There was a different ritual where when a wife was giving birth, a rope or something would be tied to the man's testicles and she would yank on it everytime she experienced a contraction so he could really experience the pain with her. We need to bring that back. Like in law, not even optional spiritual namaste shit. The world population would nosedive

I can understand the POV of the missionary. It's not the man's job to pretend to be ill next to his wife who actually went through giving birth. A man pretending to "give birth" is just taking up resources that should be focused on the actual mother.

Very interesting, especially given how universal this apparently was. Personally, I think it's due to "birthing envy" - i always felt that penis envy is quite sketchy and it is the other way round.

The "warding off evil spirits" is a big thing - I work with refugees and some ethnic groups have quite a lot of traditions surrounding a newborn to ward off spirits. One time I was asked to provide a knife because it was necessary, according to their superstition, to put a knife in bed with the newborn to keep evil spirits away. The Nigel (southern Italian) uses pet names such "little ugly" - the superstition being, that spirits/the devil will not be interested then.

The Nigel (southern Italian) uses pet names such "little ugly"

Sgorbietto?

It wasn't the most common custom, but all continents had multiple groups of people that practiced it.

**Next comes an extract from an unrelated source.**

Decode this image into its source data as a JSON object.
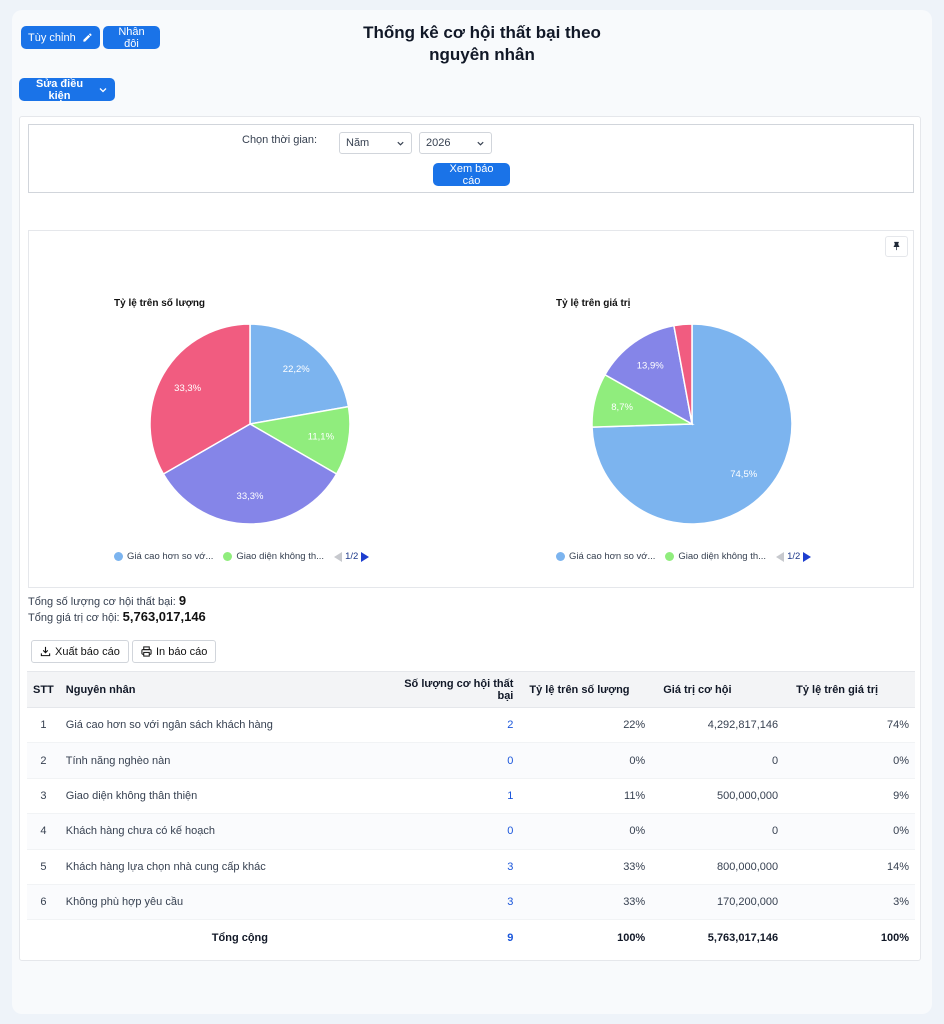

Personally I feel like it was more common, but like above I mentioned missionary had extremely negative opinion of this custom.

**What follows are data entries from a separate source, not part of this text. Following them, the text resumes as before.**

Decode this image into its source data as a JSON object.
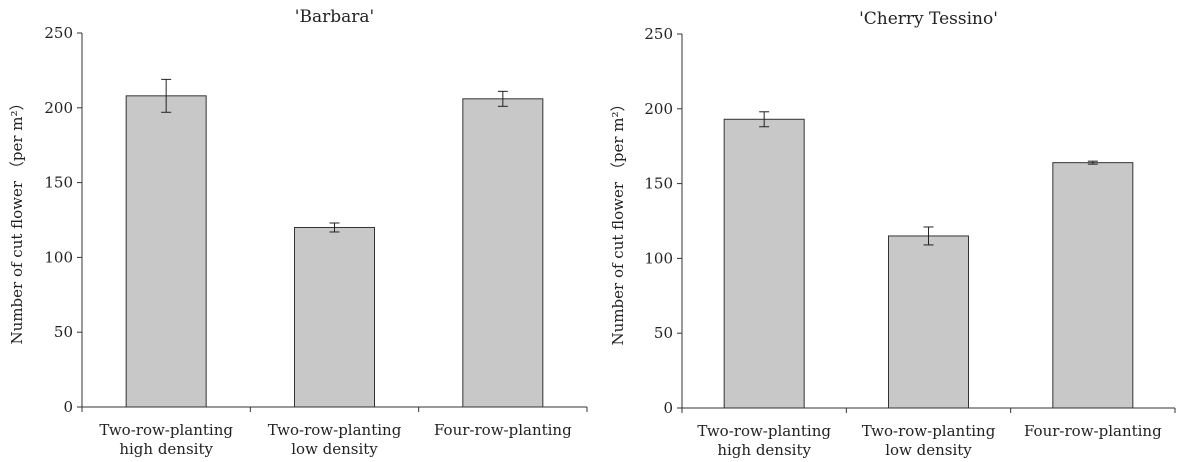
{
  "chart_data": [
    {
      "type": "bar",
      "title": "'Barbara'",
      "ylabel": "Number of cut flower （per m²）",
      "xlabel": "",
      "categories": [
        [
          "Two-row-planting",
          "high density"
        ],
        [
          "Two-row-planting",
          "low density"
        ],
        [
          "Four-row-planting"
        ]
      ],
      "values": [
        208,
        120,
        206
      ],
      "errors": [
        11,
        3,
        5
      ],
      "ylim": [
        0,
        250
      ],
      "yticks": [
        "0",
        "50",
        "100",
        "150",
        "200",
        "250"
      ],
      "grid": false,
      "bar_color": "#c8c8c8"
    },
    {
      "type": "bar",
      "title": "'Cherry Tessino'",
      "ylabel": "Number of cut flower （per m²）",
      "xlabel": "",
      "categories": [
        [
          "Two-row-planting",
          "high density"
        ],
        [
          "Two-row-planting",
          "low density"
        ],
        [
          "Four-row-planting"
        ]
      ],
      "values": [
        193,
        115,
        164
      ],
      "errors": [
        5,
        6,
        1
      ],
      "ylim": [
        0,
        250
      ],
      "yticks": [
        "0",
        "50",
        "100",
        "150",
        "200",
        "250"
      ],
      "grid": false,
      "bar_color": "#c8c8c8"
    }
  ]
}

Kind of reminds me of the Handmaid's Tale, but not. Don't know how to describe the way this makes me feel.

If you replaced the infertile wives with TIMs (and allowed them to rape the handmaids along with the husbands), sounds just like that DailyDot writer's wet dream.

I’ve heard that some tribes in the Amazon practice this, but I’d never heard that name for it. It’s not so much the man lying in bed looking weak as standing outside screaming in pain while the mother gives birth inside.

This sounds to me like examples of male fragility. Men don't like not being the center of attention during women's pregnancy. Some of them become violent over it, some of them apparently fake illnesses for sympathy.